Charles Dale and Fawn left Britain on 8 July 1829 on her fourth whaling voyage, with destination the Pacific Ocean. She was at Honolulu between 24 March and 23 April 1830 with 240 barrels. She was again at Honolulu between 20 October to 10 November, now with 1100 barrels. She was next reported to have been at Guam in March 1831, in company with Ranger, Lady Amherst, and Matilda. Fawn was reported to have been at the Moluccas in mid-1831 with 2200 barrels. From 16 October to 7 November, she was at Honolulu full, with 2600 barrels. She arrived back in Britain on 15 April 1832, with 700 cask.

Fawns fifth whaling voyage was her last with Charles Dale as master and John Lydekker as owner. She left Britain on 18 July 1832. She was at Honolulu from 8 to 25 April 1833, with 150 barrels. She had been out 19 months when she was reported to have been at Bouka Bay on 15 January 1834, with 1100 barrels. She was also reported to have been off "Bayenwall Island" with 1050 barrels in mid-February. She was at Honolulu on 28 October with 1400 or 1450 barrels. She returned to Britain on 25 September 1835 with 450 casks.

For her sixth whaling voyage Fawn had a new master, Cruickshank. and a new master, Stephen Gardner (or Gardiner). Gardner sailed on 18 January 1836, bound for New Zealand. She was at Talcahuano, Chile, on 29 June 1836, and at Noohava 25 March 1837. Between 13 April and 17 May, she was at Honolulu with 300 barrels. She was again at Honolulu between 14 October to 8 November with 700 barrels. By 30 November she was at Fanning. She returned to Honolulu on 4 January 1838. She reached Port Ascension (Ascension Island?) on 20 April 1838, Guam on 12 May, and Woahoo (Oahu) on 12 October, by which time she had 1500 barrels. On 1 December, she was at Sydney. Homeward bound, she was at St David's Island on 12 February 1839, and in the Sunda Straits by 28 March. She returned to Britain on 24 July 1839.
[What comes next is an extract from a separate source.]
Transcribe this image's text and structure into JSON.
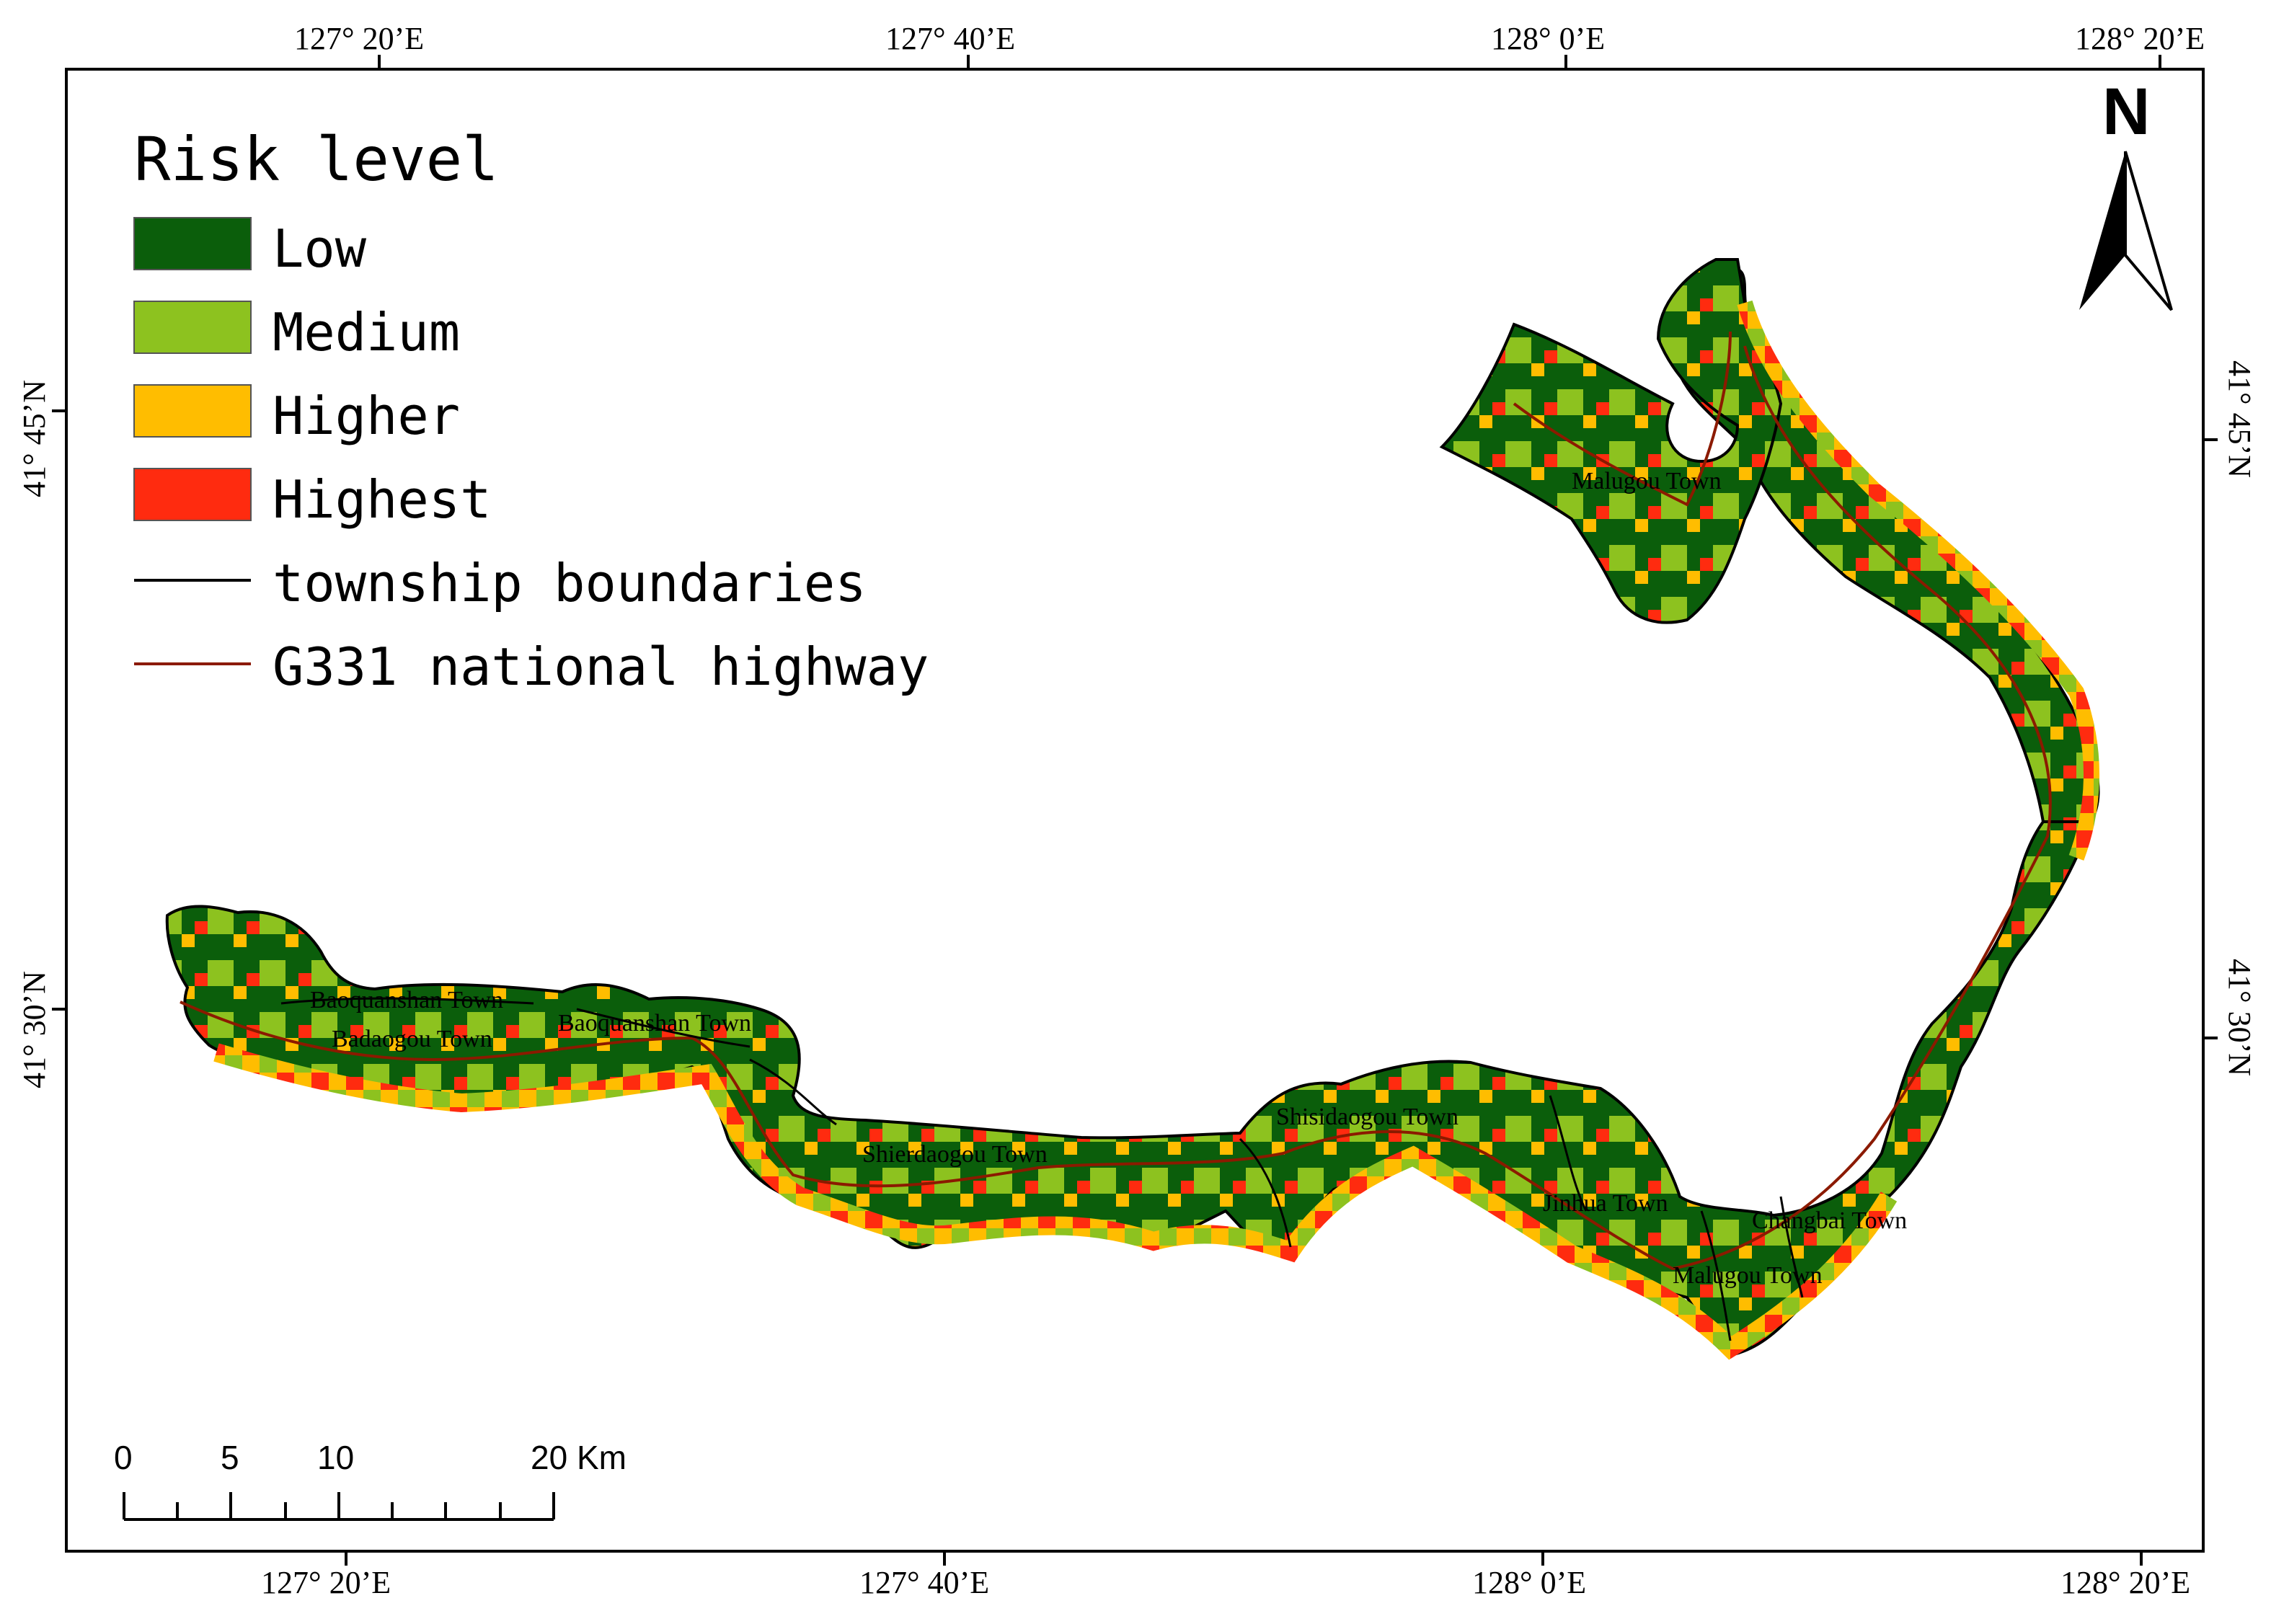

Captain John Dun (or Dunn), was master of Fawn on her last whaling voyage. She left Britain on 15 April 1840, with destination New Zealand. She was at Akaroa on 11 February 1843, with 350 barrels of oil. She was next reported at Tahiti from 25 April to 6 May 1843. She returned to Britain on 15 July 1844.

==Fate==
On her return to Britain Fawn was broken up.